Beyond the Headdress: Breaking Free from Native American Stereotypes and Misinformation
Jayden Lim (Pomo), a high school senior skilled in GIS software, business planning, and Pomo language documentation (and also a DJ since age 11), serves as a Tribal Youth Ambassador (TYA) for the California Indian Museum and Cultural Center. Lim spoke at the Obama White House ceremony honoring the TYA program and is currently working to make California switch Columbus Day to Indigenous Peoples Day.
At Bioneers 2018, Lim illuminated the hidden history of California and how she has had to grapple with stereotypes and historical trauma to find her identity as a Native youth.
Following is a full-text version of Jayden Lim’s speech. Watch a video of her address here.
View more keynotes, transcripts, and more from the 2018 Bioneers Conference.
Jayden Lim:
On Columbus Day of 2005, I raised my hand eagerly to claim my Native American heritage and protest the celebration of Columbus in my kindergarten classroom. I was immediately told by my teacher that I was not Native American because I was perceived as the Korean in the primarily white classroom.
In 2010, I was forced to stay behind in my fourth grade class while the rest of the kids were dismissed for their lunch in order to build a Styrofoam mission. The teacher instructed me to keep the project in class in hopes of my Pomo mother not finding out.
In 2012, my Spanish teacher claimed that Native Americans should not be considered First Peoples, as they crossed the Bering Strait and are actually of Asian origin.
In 2016, my high school dance department performed a mock Native American ceremony in attempt to resurrect their dead Indian princess in their Peter Pan-themed dance show. A few months later, I called out the performance on a national platform at the White House. I returned home to receive backlash, as the dance team felt targeted and hurt that I would point out their mistakes in front of Michelle Obama.
My experience with racism and stereotypes is just one of hundreds of thousands of Native American students in California. On behalf of those students, I’m demanding that we move beyond the headdress. And I’m not referring to the headdress that is meaningful to the Plains and other tribal communities. I’m talking about the white man’s interpretation of the headdress as a savage and uncivilized representation of Native Peoples.
While Native American symbols have been popularized in media and commercial markets, those symbols are appropriated and devalued of their meaning once they are stripped from their Native communities. The popularity of the symbol of the headdress is a symptom to a much larger problem, and the problem is dehumanizing and exploitation of Native Peoples and their ancestral lands. We need to move from symbolism to reality. In order to start this movement, we must acknowledge the past.
Spanish mission represent the first wave of genocide in California. Yet in elementary schools, we are taught that docile Indians flocked to the missions in search of water and civilization through Christianity. From this history, Native people are characterized as savage and in need of saving. And Europeans are painted as heroes and canonized as saints. If we are to acknowledge the past and move towards reality, we must expect that what we were taught was a romanticized false narrative. In actuality, children were thrown off cliffs, women were sexually assaulted, and men were mentally and physically abused.

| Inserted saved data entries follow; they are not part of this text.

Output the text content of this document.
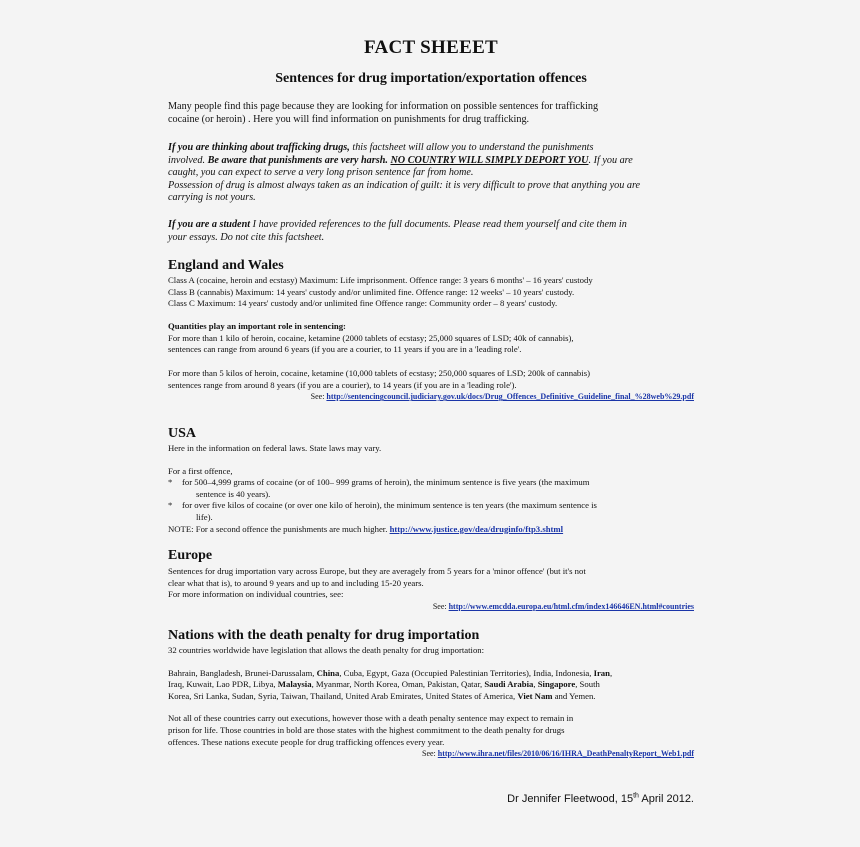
FACT SHEEET
Sentences for drug importation/exportation offences
Many people find this page because they are looking for information on possible sentences for trafficking
cocaine (or heroin) . Here you will find information on punishments for drug trafficking.
If you are thinking about trafficking drugs, this factsheet will allow you to understand the punishments
involved. Be aware that punishments are very harsh. NO COUNTRY WILL SIMPLY DEPORT YOU. If you are
caught, you can expect to serve a very long prison sentence far from home.
Possession of drug is almost always taken as an indication of guilt: it is very difficult to prove that anything you are
carrying is not yours.
If you are a student I have provided references to the full documents. Please read them yourself and cite them in
your essays. Do not cite this factsheet.
England and Wales
Class A (cocaine, heroin and ecstasy) Maximum: Life imprisonment. Offence range: 3 years 6 months' – 16 years' custody
Class B (cannabis) Maximum: 14 years' custody and/or unlimited fine. Offence range: 12 weeks' – 10 years' custody.
Class C Maximum: 14 years' custody and/or unlimited fine Offence range: Community order – 8 years' custody.
Quantities play an important role in sentencing:
For more than 1 kilo of heroin, cocaine, ketamine (2000 tablets of ecstasy; 25,000 squares of LSD; 40k of cannabis),
sentences can range from around 6 years (if you are a courier, to 11 years if you are in a 'leading role'.
For more than 5 kilos of heroin, cocaine, ketamine (10,000 tablets of ecstasy; 250,000 squares of LSD; 200k of cannabis)
sentences range from around 8 years (if you are a courier), to 14 years (if you are in a 'leading role').
See: http://sentencingcouncil.judiciary.gov.uk/docs/Drug_Offences_Definitive_Guideline_final_%28web%29.pdf
USA
Here in the information on federal laws. State laws may vary.
For a first offence,
* for 500–4,999 grams of cocaine (or of 100– 999 grams of heroin), the minimum sentence is five years (the maximum
sentence is 40 years).
* for over five kilos of cocaine (or over one kilo of heroin), the minimum sentence is ten years (the maximum sentence is
life).
NOTE: For a second offence the punishments are much higher. http://www.justice.gov/dea/druginfo/ftp3.shtml
Europe
Sentences for drug importation vary across Europe, but they are averagely from 5 years for a 'minor offence' (but it's not
clear what that is), to around 9 years and up to and including 15-20 years.
For more information on individual countries, see:
See: http://www.emcdda.europa.eu/html.cfm/index146646EN.html#countries
Nations with the death penalty for drug importation
32 countries worldwide have legislation that allows the death penalty for drug importation:
Bahrain, Bangladesh, Brunei-Darussalam, China, Cuba, Egypt, Gaza (Occupied Palestinian Territories), India, Indonesia, Iran,
Iraq, Kuwait, Lao PDR, Libya, Malaysia, Myanmar, North Korea, Oman, Pakistan, Qatar, Saudi Arabia, Singapore, South
Korea, Sri Lanka, Sudan, Syria, Taiwan, Thailand, United Arab Emirates, United States of America, Viet Nam and Yemen.
Not all of these countries carry out executions, however those with a death penalty sentence may expect to remain in
prison for life. Those countries in bold are those states with the highest commitment to the death penalty for drugs
offences. These nations execute people for drug trafficking offences every year.
See: http://www.ihra.net/files/2010/06/16/IHRA_DeathPenaltyReport_Web1.pdf
Dr Jennifer Fleetwood, 15th April 2012.
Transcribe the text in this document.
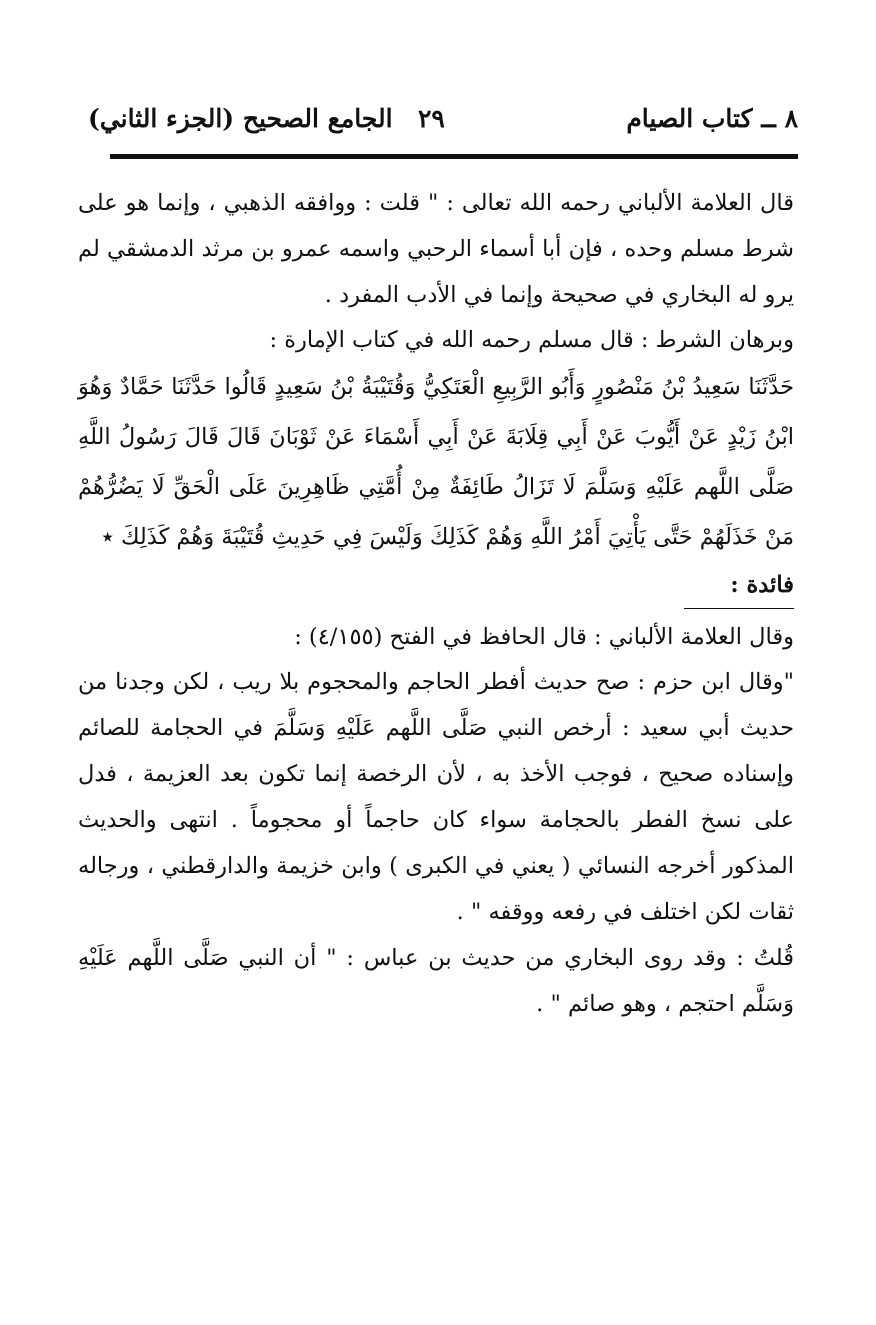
٨ ــ كتاب الصيام
٢٩
الجامع الصحيح (الجزء الثاني)

قال العلامة الألباني رحمه الله تعالى : " قلت : ووافقه الذهبي ، وإنما هو على شرط مسلم وحده ، فإن أبا أسماء الرحبي واسمه عمرو بن مرثد الدمشقي لم يرو له البخاري في صحيحة وإنما في الأدب المفرد .

وبرهان الشرط : قال مسلم رحمه الله في كتاب الإمارة :

حَدَّثَنَا سَعِيدُ بْنُ مَنْصُورٍ وَأَبُو الرَّبِيعِ الْعَتَكِيُّ وَقُتَيْبَةُ بْنُ سَعِيدٍ قَالُوا حَدَّثَنَا حَمَّادٌ وَهُوَ ابْنُ زَيْدٍ عَنْ أَيُّوبَ عَنْ أَبِي قِلَابَةَ عَنْ أَبِي أَسْمَاءَ عَنْ ثَوْبَانَ قَالَ قَالَ رَسُولُ اللَّهِ صَلَّى اللَّهم عَلَيْهِ وَسَلَّمَ لَا تَزَالُ طَائِفَةٌ مِنْ أُمَّتِي ظَاهِرِينَ عَلَى الْحَقِّ لَا يَضُرُّهُمْ مَنْ خَذَلَهُمْ حَتَّى يَأْتِيَ أَمْرُ اللَّهِ وَهُمْ كَذَلِكَ وَلَيْسَ فِي حَدِيثِ قُتَيْبَةَ وَهُمْ كَذَلِكَ ٭

فائدة :

وقال العلامة الألباني : قال الحافظ في الفتح (٤/١٥٥) :

"وقال ابن حزم : صح حديث أفطر الحاجم والمحجوم بلا ريب ، لكن وجدنا من حديث أبي سعيد : أرخص النبي صَلَّى اللَّهم عَلَيْهِ وَسَلَّمَ في الحجامة للصائم وإسناده صحيح ، فوجب الأخذ به ، لأن الرخصة إنما تكون بعد العزيمة ، فدل على نسخ الفطر بالحجامة سواء كان حاجماً أو محجوماً . انتهى والحديث المذكور أخرجه النسائي ( يعني في الكبرى ) وابن خزيمة والدارقطني ، ورجاله ثقات لكن اختلف في رفعه ووقفه " .

قُلتُ : وقد روى البخاري من حديث بن عباس : " أن النبي صَلَّى اللَّهم عَلَيْهِ وَسَلَّم احتجم ، وهو صائم " .
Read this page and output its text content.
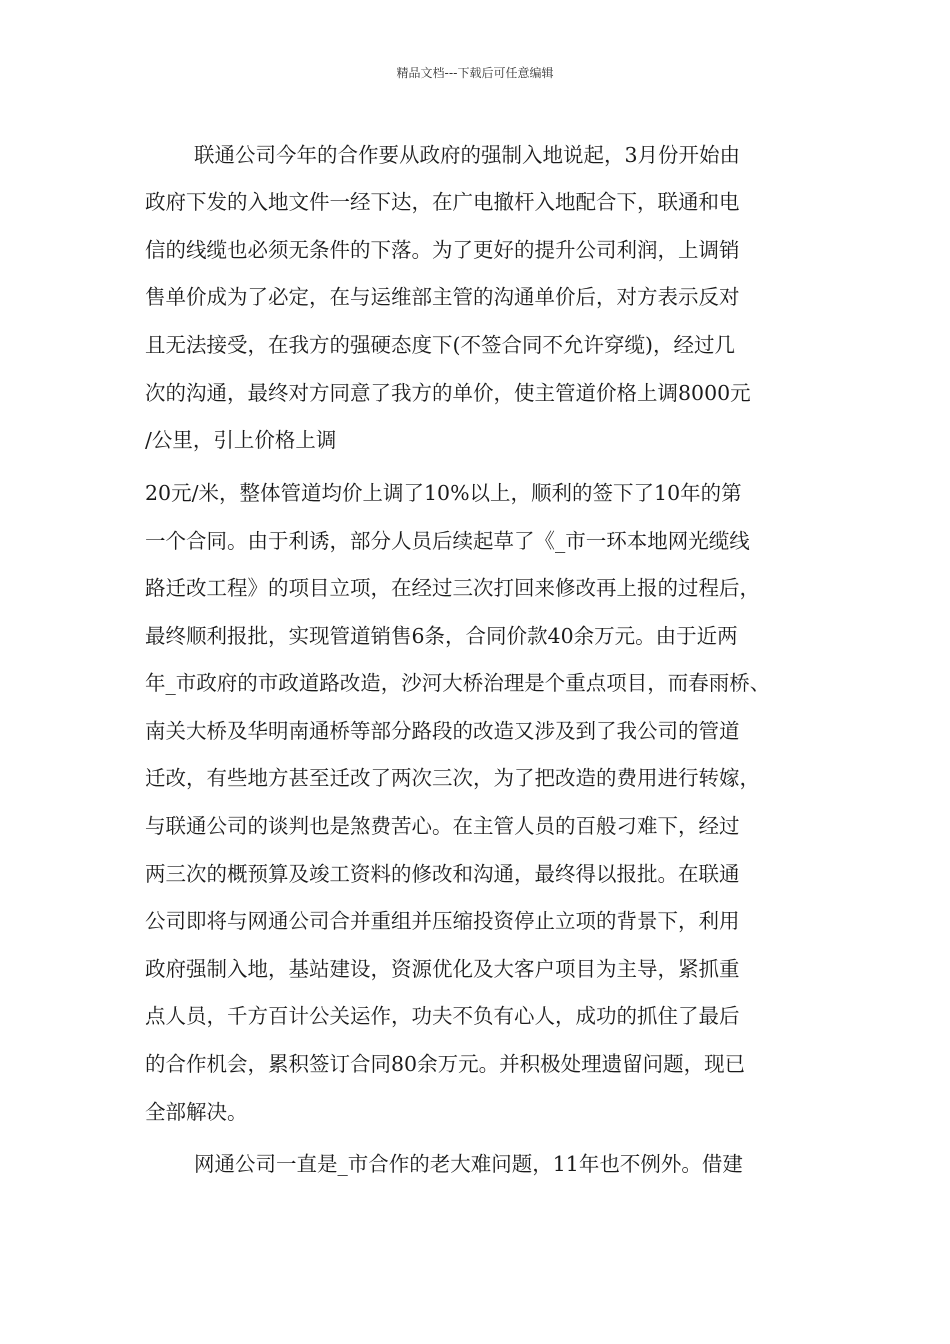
精品文档---下载后可任意编辑
联通公司今年的合作要从政府的强制入地说起，3月份开始由
政府下发的入地文件一经下达，在广电撤杆入地配合下，联通和电
信的线缆也必须无条件的下落。为了更好的提升公司利润，上调销
售单价成为了必定，在与运维部主管的沟通单价后，对方表示反对
且无法接受，在我方的强硬态度下(不签合同不允许穿缆)，经过几
次的沟通，最终对方同意了我方的单价，使主管道价格上调8000元
/公里，引上价格上调
20元/米，整体管道均价上调了10%以上，顺利的签下了10年的第
一个合同。由于利诱，部分人员后续起草了《_市一环本地网光缆线
路迁改工程》的项目立项，在经过三次打回来修改再上报的过程后，
最终顺利报批，实现管道销售6条，合同价款40余万元。由于近两
年_市政府的市政道路改造，沙河大桥治理是个重点项目，而春雨桥、
南关大桥及华明南通桥等部分路段的改造又涉及到了我公司的管道
迁改，有些地方甚至迁改了两次三次，为了把改造的费用进行转嫁，
与联通公司的谈判也是煞费苦心。在主管人员的百般刁难下，经过
两三次的概预算及竣工资料的修改和沟通，最终得以报批。在联通
公司即将与网通公司合并重组并压缩投资停止立项的背景下，利用
政府强制入地，基站建设，资源优化及大客户项目为主导，紧抓重
点人员，千方百计公关运作，功夫不负有心人，成功的抓住了最后
的合作机会，累积签订合同80余万元。并积极处理遗留问题，现已
全部解决。
网通公司一直是_市合作的老大难问题，11年也不例外。借建
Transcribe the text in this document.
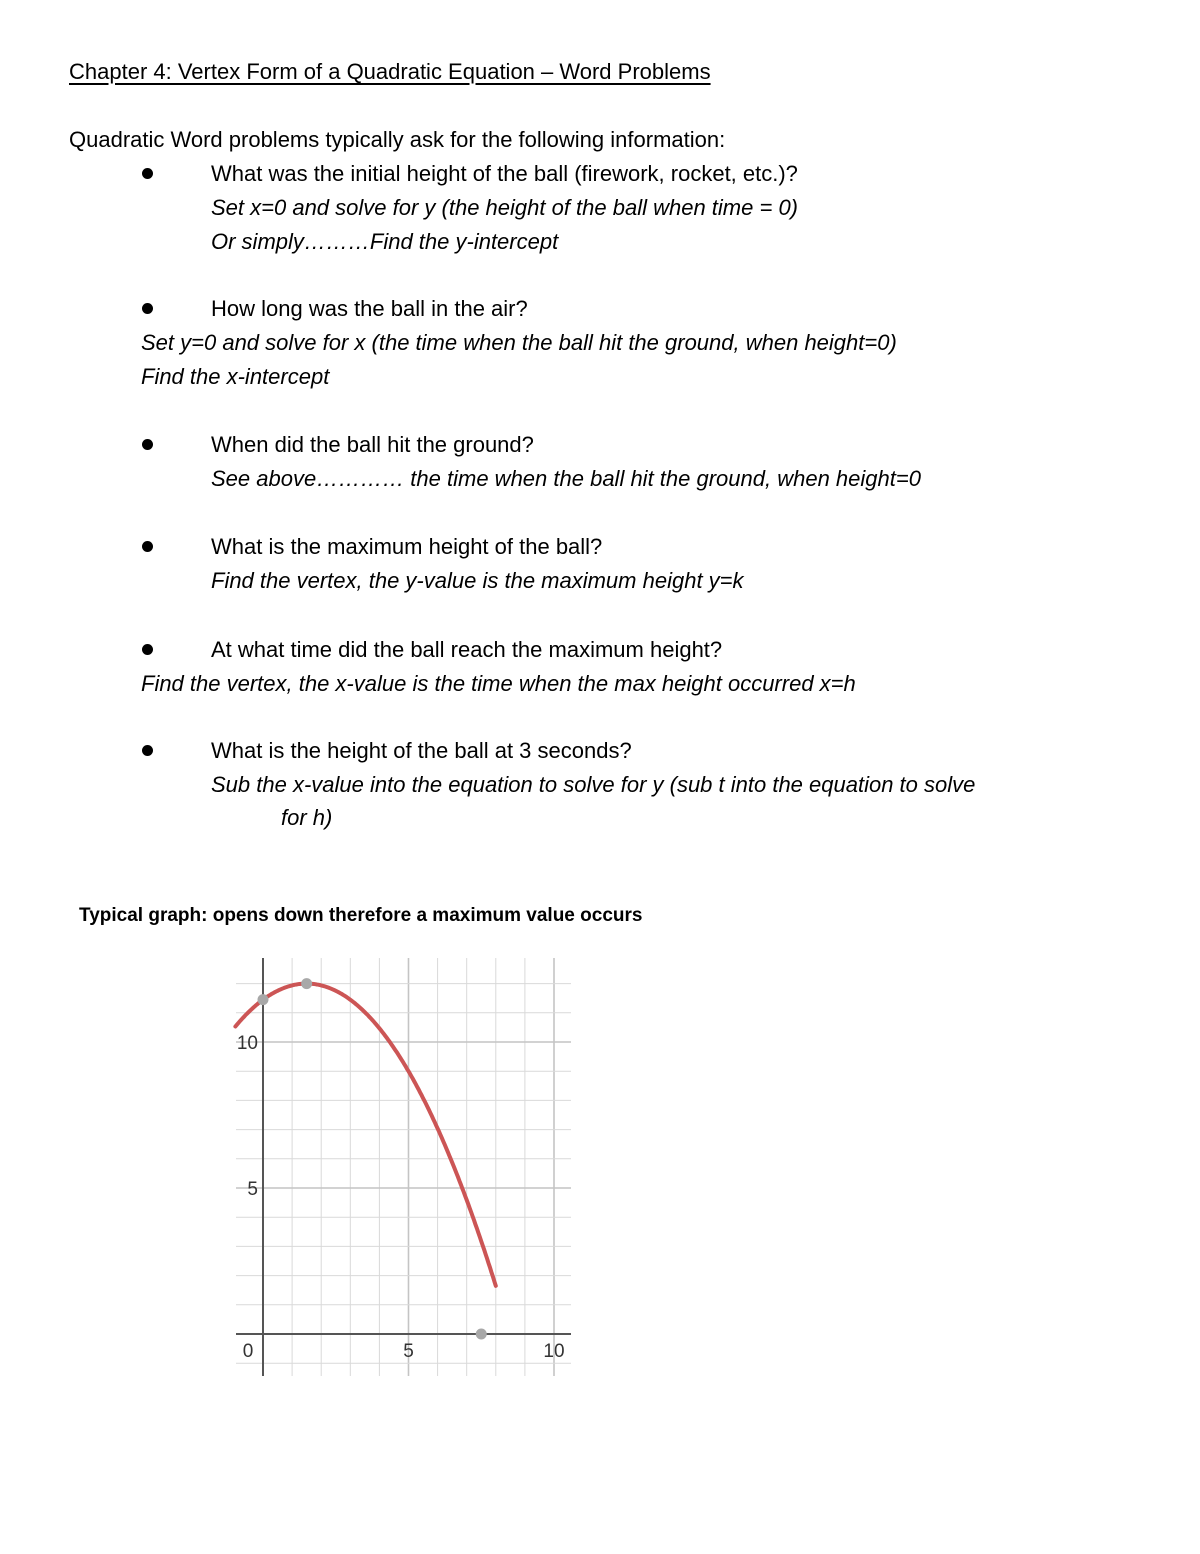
Chapter 4: Vertex Form of a Quadratic Equation – Word Problems
Quadratic Word problems typically ask for the following information:
What was the initial height of the ball (firework, rocket, etc.)?
Set x=0 and solve for y (the height of the ball when time = 0)
Or simply………Find the y-intercept
How long was the ball in the air?
Set y=0 and solve for x (the time when the ball hit the ground, when height=0)
Find the x-intercept
When did the ball hit the ground?
See above………… the time when the ball hit the ground, when height=0
What is the maximum height of the ball?
Find the vertex, the y-value is the maximum height y=k
At what time did the ball reach the maximum height?
Find the vertex, the x-value is the time when the max height occurred x=h
What is the height of the ball at 3 seconds?
Sub the x-value into the equation to solve for y (sub t into the equation to solve
for h)
Typical graph: opens down therefore a maximum value occurs
0	5	10
5
10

During the American colonization of California, Native men were referred to as bucks while Native women were identified as squaws. Squaw’s a word meaning vagina, whereas buck equated Indian men to animals. These stereotypes facilitated a war of extermination on California Indigenous Peoples. The over-sexualization of Native American women supported human trafficking as primarily men came during the Gold Rush.
Today, pre-contact Native American women such as Disney’s Pocahontas are stereotyped and portrayed as tall brown women dressed in deer hide mini skirts and matching tops. This portrayal and over-sexualization has led to an epidemic of missing and murdered Indigenous women, and the government has no mechanism to track the severity of the problem.
During the American period, Indian female children were sold for $200 pursuant to state indenture laws, while Indian adults were hunted as bounties. The militias were paid 50 cents to $5 per scalp.
In 1860, the California government spent $1.6 million on the hunting of Native Peoples. This would equate to $46,400,000 today. When white men would bring in a scalp, it would drip with blood in order for them to trade for their money. Hence the term redskin, which is the name of Washington, DC’s football team. This term embodies genocide of Native American people, yet the capital city of our country wears it proudly.
The history of California is gruesome and cruel, yet Native American people were able to endure multiple waves of genocide while still cultivating their connection to culture. Native American Peoples’ existence today is resistance in itself.
We were not expected to survive 300 massacres in California and many more across the country. We were told to kill the Indian and save the man by suppressing our ceremonial practices, stories, and languages.
Today we stand stronger than ever as we initiate the movement from symbolism to reality. The history of my ancestors must be respected and learned, because in order to respect the Earth, we must respect Indigenous Peoples.
This history is not a plot for the next blockbuster movie. I am not a mascot. I am not a Halloween costume. I am not a hashtag, so don’t trend on me.